Assuming for a moment that Alt-A might be in more trouble than the Fed would have us believe, what policy steps will follow from it?
  1. A major Alt-A lender is leaned on by large banks as Alt-A mortgages they sold to be packaged into CDOs begin to default at higher rates than predicted in the computer models. The lender implodes as their cash flow can't handle the new costs.
  2. Foreclosure rates spike. Protesters, politicians and furious home "owners" work to oppose quick foreclosure. Property sits occupied, but no cash flow is generated for the banks or CDOs as the legal process drags on.
  3. Laws are passed to slow the foreclosure process even further. Some states emulate an Ohio effort to allow ARM holders to refi at 6.25%, but soon learn that they are now holding the bag on a lot of bad paper
  4. "Squatters Rights" movements gain strength in Colorado, Ohio and Michigan. Legally or otherwise, property rights are thrown into question. Imagine for a moment what that does to local and county property taxes - and the people who rely on a salary taken from that tax revenue...

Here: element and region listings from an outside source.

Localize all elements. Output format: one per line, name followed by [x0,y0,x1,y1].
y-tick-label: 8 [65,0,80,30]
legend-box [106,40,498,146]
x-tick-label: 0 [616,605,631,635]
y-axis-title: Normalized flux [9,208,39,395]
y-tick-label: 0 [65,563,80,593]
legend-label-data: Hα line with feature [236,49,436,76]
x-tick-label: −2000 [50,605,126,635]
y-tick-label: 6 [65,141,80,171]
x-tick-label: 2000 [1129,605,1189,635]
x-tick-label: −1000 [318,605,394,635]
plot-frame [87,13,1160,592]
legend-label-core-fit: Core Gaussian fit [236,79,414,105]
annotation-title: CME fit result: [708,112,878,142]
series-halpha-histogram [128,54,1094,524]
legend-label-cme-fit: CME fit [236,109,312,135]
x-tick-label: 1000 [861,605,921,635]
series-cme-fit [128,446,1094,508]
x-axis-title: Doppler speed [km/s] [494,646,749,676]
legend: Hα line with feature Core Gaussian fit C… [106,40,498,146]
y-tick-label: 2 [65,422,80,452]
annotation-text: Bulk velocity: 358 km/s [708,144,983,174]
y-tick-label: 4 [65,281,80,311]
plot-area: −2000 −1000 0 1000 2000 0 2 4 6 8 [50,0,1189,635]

  5. The supply of housing has grown so much that demand has no hope of clearing it out in any reasonable time frame. Layoffs hit the building trades, further hurting potential buyers. Laws are passed in several states to hire gangs of unemployed to tear down houses that have stood empty for more than 18 months, in an attempt to reduce supply.
  6. A new version of the Resolution Trust Corporation is formed. This one allows for groups of "buyers" to purchase blocks of properties with minimal equity input and on balloon notes, in an attempt to further clear out the backlog of unsold inventory. Home prices collapse as the oversupply of homes and new access to credit competes with an oversupply of apartments. If you have a job, rent is cheap.
  7. Just as real estate settles out, funding crises hit the federal government as the Medicare program approaches complete insolvency. This hurts the pocket books of citizens as taxes are hiked and further limits their ability to bid up home prices.
  8. Home prices stay low for a generation. David Lereah writes a book "The Eternal Slump - Why Housing Will Never Recover". The bottom is hit, prices rebound and the cycle begins again.

If we get a positive divergence from the above, then we will have weathered the storm and I can let my sphincter relax a little until the Welfare State Bankruptcy Crisis hits in about five years.